Earlier this week, three former members of the Garda claimed in a lengthy critique that key tribunal findings were not grounded in fact and challenged its key finding of collusion.
But John McBurney, solicitor for the family of murdered RUC officer Harry Breen, says the gardaí's critique is highly selective, filled with errors and displays a lack of familiarity with the inquiry's findings.
The solicitor's response, published in today's Irish Times, also claims the critique by former gardaí displays a lack of independence and a keenness to accept the IRA's versions of events.
'Comprehensive'
In addition, Mr McBurney staunchly defends the Smithwick Tribunal's report as a "comprehensive, nuanced and fair document".
The report of the seven-year inquiry published in December of last year found that the IRA was tipped off by at least one person inside Dundalk Garda station ahead of the 1989 murders of two senior RUC officers in Co Armagh.
The policemen – Chief Supt Breen and Supt Bob Buchanan – were the highest-ranking RUC officers to be killed in the 30-year conflict in the North.
They had been meeting with gardaí to discuss a joint crackdown on IRA smuggling on the morning of their deaths.
Mr McBurney says the willingness on the part of the three gardaí to believe IRA claims was in spite of “conclusive proof” that the paramilitary organisation had provided false and misleading information to the tribunal.
“As a lawyer, I find it surprising that three former police officers would argue that such primordial weight be attached to information which was not evidence – not provided in oral testimony under oath and tested by cross-examination – and summarily dismiss other compelling testimony tested in cross- examination,” he writes.
By contrast, the solicitor says the gardaí have paid “scant regard” to evidence by a British brigadier which undermined IRA assertions on when the operation had commenced. He also defends the Smithwick Tribunal report’s conclusions as a fair and painstaking assessment of all the evidence heard.
“After 198 witnesses and vast volumes of documentation, it is very easy for any individual to select the evidence (or, as is the case here, the information) which supports his or her point of view,” he writes.

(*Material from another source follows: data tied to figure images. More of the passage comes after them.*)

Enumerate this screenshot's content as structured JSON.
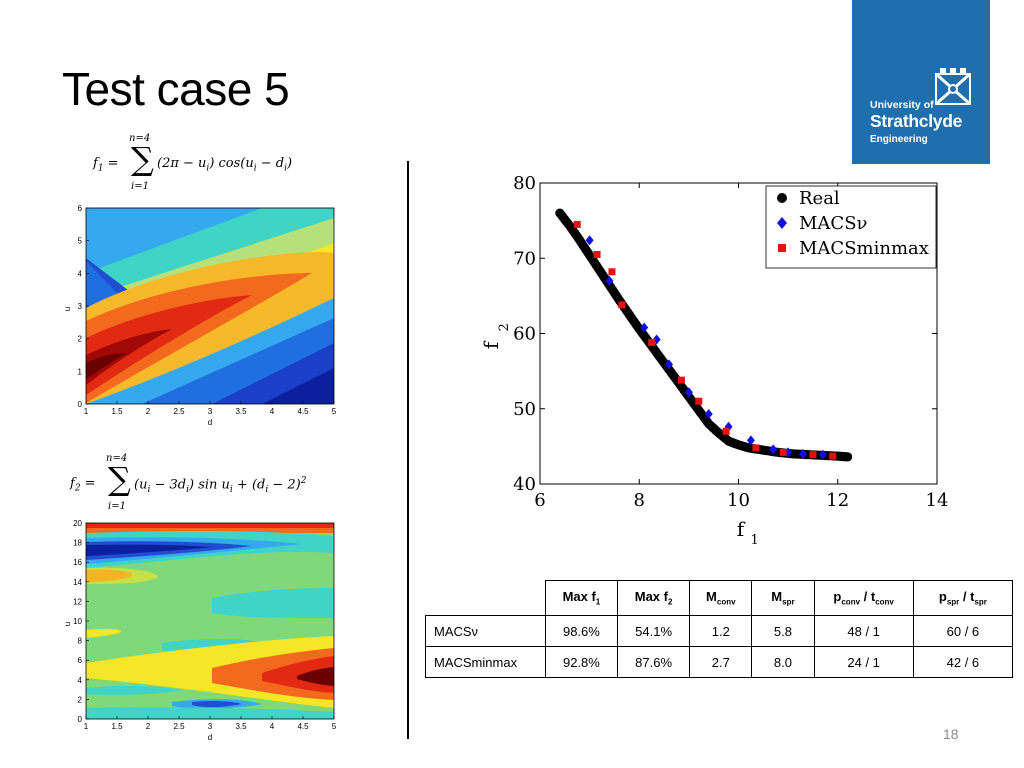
{
  "slide": {
    "title": "Test case 5",
    "page_number": "18"
  },
  "logo": {
    "line1": "University of",
    "line2": "Strathclyde",
    "line3": "Engineering"
  },
  "formula_f1": {
    "lhs": "f",
    "lhs_sub": "1",
    "upper": "n=4",
    "lower": "i=1",
    "body": "(2π − u",
    "body_sub": "i",
    "body2": ") cos(u",
    "body2_sub": "i",
    "body3": " − d",
    "body3_sub": "i",
    "body4": ")"
  },
  "formula_f2": {
    "lhs": "f",
    "lhs_sub": "2",
    "upper": "n=4",
    "lower": "i=1",
    "body": "(u",
    "body_sub": "i",
    "body2": " − 3d",
    "body2_sub": "i",
    "body3": ") sin u",
    "body3_sub": "i",
    "body4": " + (d",
    "body4_sub": "i",
    "body5": " − 2)",
    "body5_sup": "2"
  },
  "contour1": {
    "xlabel": "d",
    "ylabel": "u",
    "xticks": [
      "1",
      "1.5",
      "2",
      "2.5",
      "3",
      "3.5",
      "4",
      "4.5",
      "5"
    ],
    "yticks": [
      "0",
      "1",
      "2",
      "3",
      "4",
      "5",
      "6"
    ]
  },
  "contour2": {
    "xlabel": "d",
    "ylabel": "u",
    "xticks": [
      "1",
      "1.5",
      "2",
      "2.5",
      "3",
      "3.5",
      "4",
      "4.5",
      "5"
    ],
    "yticks": [
      "0",
      "2",
      "4",
      "6",
      "8",
      "10",
      "12",
      "14",
      "16",
      "18",
      "20"
    ]
  },
  "chart_data": {
    "type": "scatter",
    "xlabel": "f",
    "xlabel_sub": "1",
    "ylabel": "f",
    "ylabel_sub": "2",
    "xlim": [
      6,
      14
    ],
    "ylim": [
      40,
      80
    ],
    "xticks": [
      "6",
      "8",
      "10",
      "12",
      "14"
    ],
    "yticks": [
      "40",
      "50",
      "60",
      "70",
      "80"
    ],
    "legend_position": "top-right",
    "series": [
      {
        "name": "Real",
        "marker": "circle",
        "color": "#000000",
        "x": [
          6.4,
          6.6,
          6.8,
          7.0,
          7.2,
          7.4,
          7.6,
          7.8,
          8.0,
          8.2,
          8.4,
          8.6,
          8.8,
          9.0,
          9.2,
          9.4,
          9.6,
          9.8,
          10.0,
          10.2,
          10.5,
          10.8,
          11.1,
          11.4,
          11.7,
          12.0,
          12.2
        ],
        "y": [
          76,
          74.3,
          72.4,
          70.4,
          68.4,
          66.4,
          64.4,
          62.5,
          60.6,
          58.8,
          57.0,
          55.2,
          53.4,
          51.6,
          49.8,
          48.0,
          46.8,
          45.7,
          45.2,
          44.8,
          44.5,
          44.2,
          44.0,
          43.9,
          43.8,
          43.7,
          43.6
        ]
      },
      {
        "name": "MACSν",
        "marker": "diamond",
        "color": "#1010e6",
        "x": [
          7.0,
          7.4,
          8.1,
          8.35,
          8.6,
          9.0,
          9.4,
          9.8,
          10.25,
          10.7,
          11.0,
          11.3,
          11.7
        ],
        "y": [
          72.4,
          67.0,
          60.8,
          59.2,
          55.9,
          52.2,
          49.3,
          47.6,
          45.8,
          44.6,
          44.2,
          44.0,
          43.9
        ]
      },
      {
        "name": "MACSminmax",
        "marker": "square",
        "color": "#e61010",
        "x": [
          6.75,
          7.15,
          7.45,
          7.65,
          8.25,
          8.85,
          9.2,
          9.75,
          10.35,
          10.9,
          11.5,
          11.9
        ],
        "y": [
          74.5,
          70.5,
          68.2,
          63.8,
          58.8,
          53.8,
          51.0,
          47.0,
          44.8,
          44.2,
          43.9,
          43.7
        ]
      }
    ]
  },
  "table": {
    "headers": [
      {
        "main": "Max f",
        "sub": "1",
        "tail": ""
      },
      {
        "main": "Max f",
        "sub": "2",
        "tail": ""
      },
      {
        "main": "M",
        "sub": "conv",
        "tail": ""
      },
      {
        "main": "M",
        "sub": "spr",
        "tail": ""
      },
      {
        "main": "p",
        "sub": "conv",
        "tail": " / t",
        "sub2": "conv"
      },
      {
        "main": "p",
        "sub": "spr",
        "tail": " / t",
        "sub2": "spr"
      }
    ],
    "rows": [
      {
        "name": "MACSν",
        "cells": [
          "98.6%",
          "54.1%",
          "1.2",
          "5.8",
          "48 / 1",
          "60 / 6"
        ]
      },
      {
        "name": "MACSminmax",
        "cells": [
          "92.8%",
          "87.6%",
          "2.7",
          "8.0",
          "24 / 1",
          "42 / 6"
        ]
      }
    ]
  },
  "colors": {
    "logo_blue": "#1f6ead",
    "real": "#000000",
    "macs_nu": "#1010e6",
    "macs_minmax": "#e61010"
  }
}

"However, the task of a tribunal is painstakingly to assess and weigh all the evidence. In performing that task, Judge Smithwick, unlike the former gardaí who wrote this critique, two of whom were witnesses before the tribunal, has demonstrated his independence."
Footsteps
He also says the three gardaí were not present for most of the hearings and could not claim to have "followed the same journey as the tribunal" or to have "walked in the footsteps of Smithwick".
“They have no doubt walked in the footsteps of Chief Supt Breen and Supt Buchanan in the corridors of Dundalk Garda station on many occasions but they have certainly not walked in the footsteps of Judge Smithwick through the course of his painstaking and exhaustive inquiry into this most serious matter indeed,” Mr McBurney writes.
The critique was carried out by retired det chief supt John O'Brien, former chief supt Michael Finnegan and former chief supt Michael Staunton.